Confirmed via ServiceManager that Stop is the only method invoked on a service whose Init errored, so the guard fully closes the crash path. Production initListeners retry/backoff was deliberately left out (YAGNI — would mask genuinely-occupied ports).

Test plan

  • New white-box regression test TestStop_NilInnerServer — fails (recovered nil-deref panic) before the guard, passes after.
  • go test -race ./services/legacy/ green.
  • go vet ./services/legacy/ ./test/e2e/daemon/ready/ clean.
  • legacy-sync CI job green (the authoritative signal for the e2e port change; Docker-gated locally).

Fixes #1032

@oskarszoon oskarszoon requested review from ordishs and sugh01 June 4, 2026 12:06
@github-actions

github-actions Bot commented Jun 4, 2026

Copy link
Copy Markdown
Contributor

🤖 Claude Code Review

Status: Complete


Current Review:

No issues found. This is a solid fix for the intermittent CI failures.

Summary:

The PR correctly addresses two independent root causes of flaky test failures:

  1. Nil guard in Server.Stop() (services/legacy/Server.go:706-708) - Prevents SIGSEGV when Stop() is called after Init() failed. The ServiceManager correctly calls Stop() on all registered services during cleanup (servicemanager/service_manager.go:266-281), even if Init() failed, making this guard necessary.

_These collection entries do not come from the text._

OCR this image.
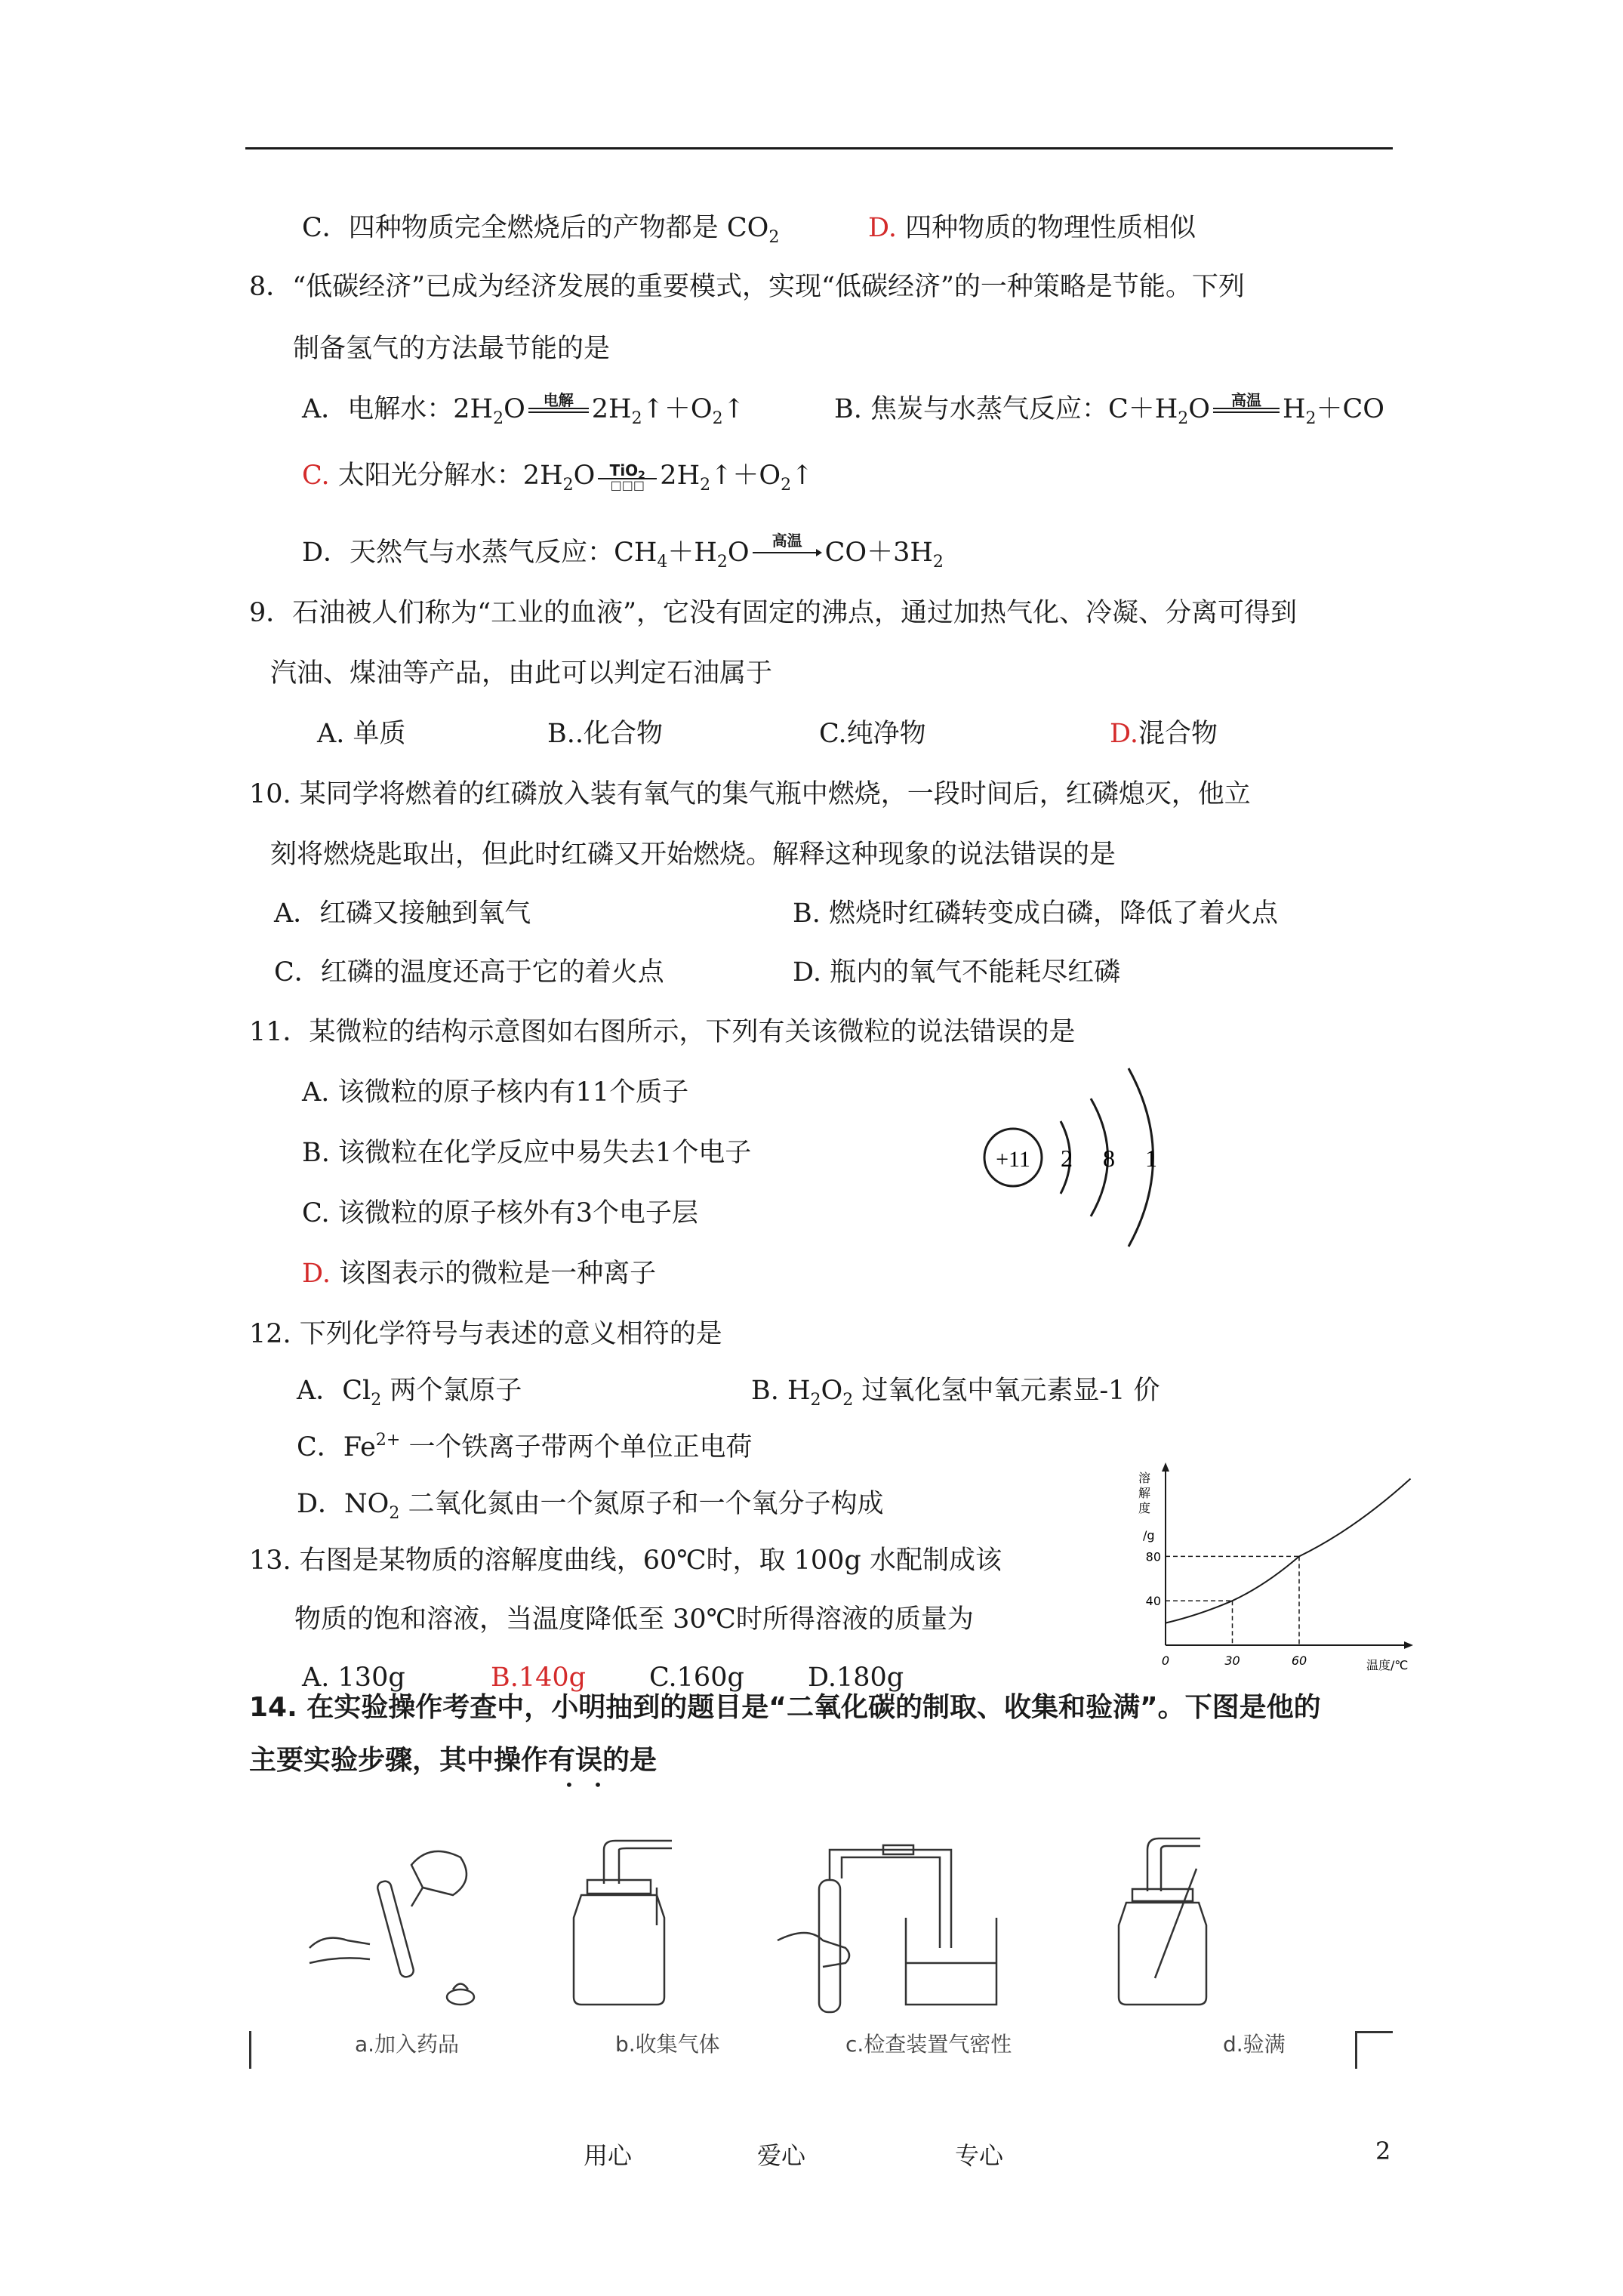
C．四种物质完全燃烧后的产物都是 $CO_2$	D. 四种物质的物理性质相似
8．“低碳经济”已成为经济发展的重要模式，实现“低碳经济”的一种策略是节能。下列
制备氢气的方法最节能的是
A．电解水：$2H_2O$	电解 $2H_2↑+O_2↑$	B. 焦炭与水蒸气反应：$C+H_2O$	高温 $H_2+CO$
C. 太阳光分解水：$2H_2O$ TiO$_2$
□□□ $2H_2↑+O_2↑$
D．天然气与水蒸气反应：$CH_4+H_2O$	高温 $CO+3H_2$
9．石油被人们称为“工业的血液”，它没有固定的沸点，通过加热气化、冷凝、分离可得到
汽油、煤油等产品，由此可以判定石油属于
A. 单质	B..化合物	C.纯净物	D.混合物
10. 某同学将燃着的红磷放入装有氧气的集气瓶中燃烧，一段时间后，红磷熄灭，他立
刻将燃烧匙取出，但此时红磷又开始燃烧。解释这种现象的说法错误的是
A．红磷又接触到氧气	B. 燃烧时红磷转变成白磷，降低了着火点
C．红磷的温度还高于它的着火点	D. 瓶内的氧气不能耗尽红磷
11．某微粒的结构示意图如右图所示，下列有关该微粒的说法错误的是
A. 该微粒的原子核内有11个质子
B. 该微粒在化学反应中易失去1个电子
C. 该微粒的原子核外有3个电子层
D. 该图表示的微粒是一种离子
+11 2 8 1
12. 下列化学符号与表述的意义相符的是
A．$Cl_2$ 两个氯原子	B. $H_2O_2$ 过氧化氢中氧元素显-1 价
C．$Fe^{2+}$ 一个铁离子带两个单位正电荷
D．$NO_2$ 二氧化氮由一个氮原子和一个氧分子构成
13. 右图是某物质的溶解度曲线，60℃时，取 100g 水配制成该
物质的饱和溶液，当温度降低至 30℃时所得溶液的质量为
A. 130g	B.140g C.160g D.180g
溶
解
度
/g
0	30	60
40
80
温度/℃
14. 在实验操作考查中，小明抽到的题目是“二氧化碳的制取、收集和验满”。下图是他的
主要实验步骤，其中操作有误的是
• •
a.加入药品	b.收集气体	c.检查装置气密性	d.验满
用心	爱心	专心	2
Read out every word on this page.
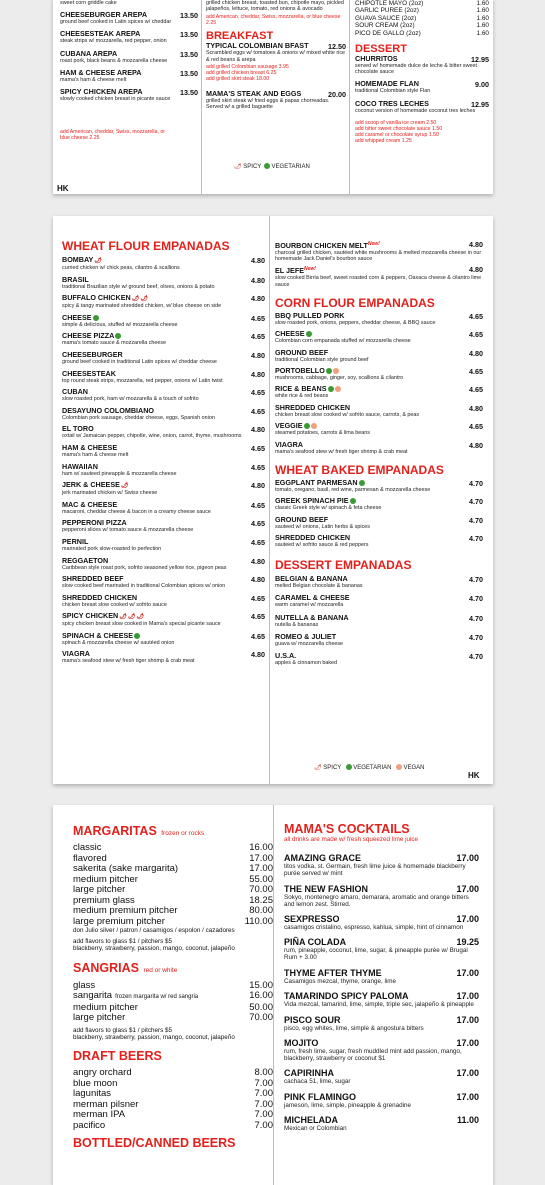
sweet corn griddle cake
CHEESEBURGER AREPA	13.50
ground beef cooked in Latin spices w/ cheddar
CHEESESTEAK AREPA	13.50
steak strips w/ mozzarella, red pepper, onion
CUBANA AREPA	13.50
roast pork, black beans & mozzarella cheese
HAM & CHEESE AREPA	13.50
mama's ham & cheese melt
SPICY CHICKEN AREPA	13.50
slowly cooked chicken breast in picante sauce
add American, cheddar, Swiss, mozzarella, or blue cheese 2.25
grilled chicken breast, toasted bun, chipotle mayo, pickled jalapeños, lettuce, tomato, red onions & avocado
add American, cheddar, Swiss, mozzarella, or blue cheese 2.25
BREAKFAST
TYPICAL COLOMBIAN BFAST	12.50
Scrambled eggs w/ tomatoes & onions w/ mixed white rice & red beans & arepa
add grilled Colombian sausage 3.95
add grilled chicken breast 6.25
add grilled skirt steak 18.00
MAMA'S STEAK AND EGGS	20.00
grilled skirt steak w/ fried eggs & papas chorreadas. Served w/ a grilled baguette
CHIPOTLE MAYO (2oz)	1.60
GARLIC PUREE (2oz)	1.60
GUAVA SAUCE (2oz)	1.60
SOUR CREAM (2oz)	1.60
PICO DE GALLO (2oz)	1.60
DESSERT
CHURRITOS	12.95
served w/ homemade dulce de leche & bitter sweet chocolate sauce
HOMEMADE FLAN	9.00
traditional Colombian style Flan
COCO TRES LECHES	12.95
coconut version of homemade coconut tres leches
add scoop of vanilla ice cream 2.50
add bitter sweet chocolate sauce 1.50
add caramel or chocolate syrup 1.50
add whipped cream 1.25
🌶 SPICY VEGETARIAN
HK
WHEAT FLOUR EMPANADAS
BOMBAY🌶	4.80
curried chicken w/ chick peas, cilantro & scallions
BRASIL	4.80
traditional Brazilian style w/ ground beef, olives, onions & potato
BUFFALO CHICKEN🌶🌶	4.80
spicy & tangy marinated shredded chicken, w/ blue cheese on side
CHEESE	4.65
simple & delicious, stuffed w/ mozzarella cheese
CHEESE PIZZA	4.65
mama's tomato sauce & mozzarella cheese
CHEESEBURGER	4.80
ground beef cooked in traditional Latin spices w/ cheddar cheese
CHEESESTEAK	4.80
top round steak strips, mozzarella, red pepper, onions w/ Latin twist
CUBAN	4.65
slow roasted pork, ham w/ mozzarella & a touch of sofrito
DESAYUNO COLOMBIANO	4.65
Colombian pork sausage, cheddar cheese, eggs, Spanish onion
EL TORO	4.80
oxtail w/ Jamaican pepper, chipotle, wine, onion, carrot, thyme, mushrooms
HAM & CHEESE	4.65
mama's ham & cheese melt
HAWAIIAN	4.65
ham w/ sauteed pineapple & mozzarella cheese
JERK & CHEESE🌶	4.80
jerk marinated chicken w/ Swiss cheese
MAC & CHEESE	4.65
macaroni, cheddar cheese & bacon in a creamy cheese sauce
PEPPERONI PIZZA	4.65
pepperoni slices w/ tomato sauce & mozzarella cheese
PERNIL	4.65
marinated pork slow-roasted to perfection
REGGAETON	4.80
Caribbean style roast pork, sofrito seasoned yellow rice, pigeon peas
SHREDDED BEEF	4.80
slow cooked beef marinated in traditional Colombian spices w/ onion
SHREDDED CHICKEN	4.65
chicken breast slow cooked w/ sofrito sauce
SPICY CHICKEN🌶🌶🌶	4.65
spicy chicken breast slow cooked in Mama's special picante sauce
SPINACH & CHEESE	4.65
spinach & mozzarella cheese w/ sautéed onion
VIAGRA	4.80
mama's seafood stew w/ fresh tiger shrimp & crab meat
BOURBON CHICKEN $MELT^{New!}$	4.80
charcoal grilled chicken, sautéed white mushrooms & melted mozzarella cheese in our homemade Jack Daniel's bourbon sauce
EL $JEFE^{New!}$	4.80
slow cooked Birria beef, sweet roasted corn & peppers, Oaxaca cheese & cilantro lime sauce
CORN FLOUR EMPANADAS
BBQ PULLED PORK	4.65
slow roasted pork, onions, peppers, cheddar cheese, & BBQ sauce
CHEESE	4.65
Colombian corn empanada stuffed w/ mozzarella cheese
GROUND BEEF	4.80
traditional Colombian style ground beef
PORTOBELLO	4.65
mushrooms, cabbage, ginger, soy, scallions & cilantro
RICE & BEANS	4.65
white rice & red beans
SHREDDED CHICKEN	4.80
chicken breast slow cooked w/ sofrito sauce, carrots, & peas
VEGGIE	4.65
steamed potatoes, carrots & lima beans
VIAGRA	4.80
mama's seafood stew w/ fresh tiger shrimp & crab meat
WHEAT BAKED EMPANADAS
EGGPLANT PARMESAN	4.70
tomato, oregano, basil, red wine, parmesan & mozzarella cheese
GREEK SPINACH PIE	4.70
classic Greek style w/ spinach & feta cheese
GROUND BEEF	4.70
sauteed w/ onions, Latin herbs & spices
SHREDDED CHICKEN	4.70
sauteed w/ sofrito sauce & red peppers
DESSERT EMPANADAS
BELGIAN & BANANA	4.70
melted Belgian chocolate & bananas
CARAMEL & CHEESE	4.70
warm caramel w/ mozzarella
NUTELLA & BANANA	4.70
nutella & bananas
ROMEO & JULIET	4.70
guava w/ mozzarella cheese
U.S.A.	4.70
apples & cinnamon baked
🌶 SPICY VEGETARIAN VEGAN
HK
MARGARITAS frozen or rocks
classic	16.00
flavored	17.00
sakerita (sake margarita)	17.00
medium pitcher	55.00
large pitcher	70.00
premium glass	18.25
medium premium pitcher	80.00
large premium pitcher	110.00
don Julio silver / patron / casamigos / espolon / cazadores
add flavors to glass $1 / pitchers $5
blackberry, strawberry, passion, mango, coconut, jalapeño
SANGRIAS red or white
glass	15.00
sangarita frozen margarita w/ red sangria	16.00
medium pitcher	50.00
large pitcher	70.00
add flavors to glass $1 / pitchers $5
blackberry, strawberry, passion, mango, coconut, jalapeño
DRAFT BEERS
angry orchard	8.00
blue moon	7.00
lagunitas	7.00
merman pilsner	7.00
merman IPA	7.00
pacifico	7.00
BOTTLED/CANNED BEERS
MAMA'S COCKTAILS
all drinks are made w/ fresh squeezed lime juice
AMAZING GRACE	17.00
titos vodka, st. Germain, fresh lime juice & homemade blackberry purée served w/ mint
THE NEW FASHION	17.00
Sokyo, montenegro amaro, demarara, aromatic and orange bitters and lemon zest. Stirred.
SEXPRESSO	17.00
casamigos cristalino, espresso, kahlua, simple, hint of cinnamon
PIÑA COLADA	19.25
rum, pineapple, coconut, lime, sugar, & pineapple purée w/ Brugal Rum + 3.00
THYME AFTER THYME	17.00
Casamigos mezcal, thyme, orange, lime
TAMARINDO SPICY PALOMA	17.00
Vida mezcal, tamarind, lime, simple, triple sec, jalapeño & pineapple
PISCO SOUR	17.00
pisco, egg whites, lime, simple & angostura bitters
MOJITO	17.00
rum, fresh lime, sugar, fresh muddled mint add passion, mango, blackberry, strawberry or coconut $1
CAPIRINHA	17.00
cachaca 51, lime, sugar
PINK FLAMINGO	17.00
jameson, lime, simple, pineapple & grenadine
MICHELADA	11.00
Mexican or Colombian
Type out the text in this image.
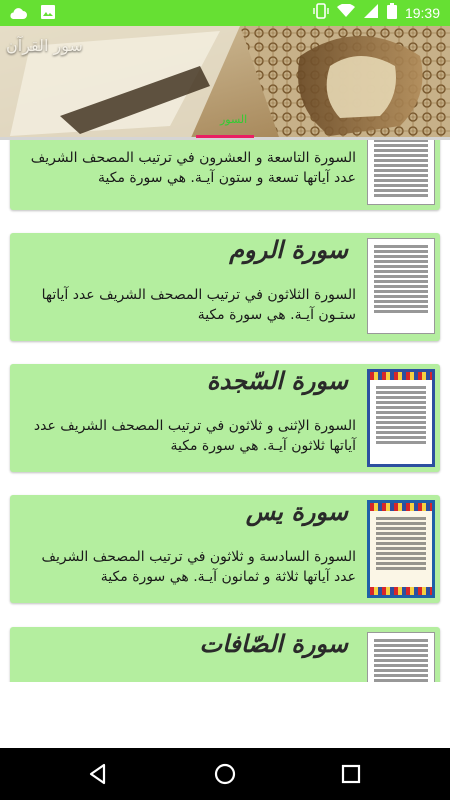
19:39
سور القرآن
السور
السورة التاسعة و العشرون في ترتيب المصحف الشريف عدد آياتها تسعة و ستون آيـة. هي سورة مكية
سورة الروم
السورة الثلاثون في ترتيب المصحف الشريف عدد آياتها ستـون آيـة. هي سورة مكية
سورة السّجدة
السورة الإثنى و ثلاثون في ترتيب المصحف الشريف عدد آياتها ثلاثون آيـة. هي سورة مكية
سورة يس
السورة السادسة و ثلاثون في ترتيب المصحف الشريف عدد آياتها ثلاثة و ثمانون آيـة. هي سورة مكية
سورة الصّافات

  2. Ephemeral port binding (test/e2e/daemon/ready/legacy_tx_broadcast_942_test.go:67) - Changing from fixed port 48444 to OS-assigned port ":0" eliminates bind failures under CI load. The change is safe because the test only initiates outbound connections (ConnectPeers=[sv]) and doesn't require inbound connections.

Strengths:

  • Comprehensive test coverage with TestStop_NilInnerServer
  • Accurate and detailed documentation throughout
  • Minimal, targeted changes following the Small Diff Rule
  • Clear explanation of the fix rationale in both code comments and PR description

@ordishs ordishs left a comment

Copy link
Copy Markdown
Collaborator

Choose a reason for hiding this comment

The reason will be displayed to describe this comment to others. Learn more.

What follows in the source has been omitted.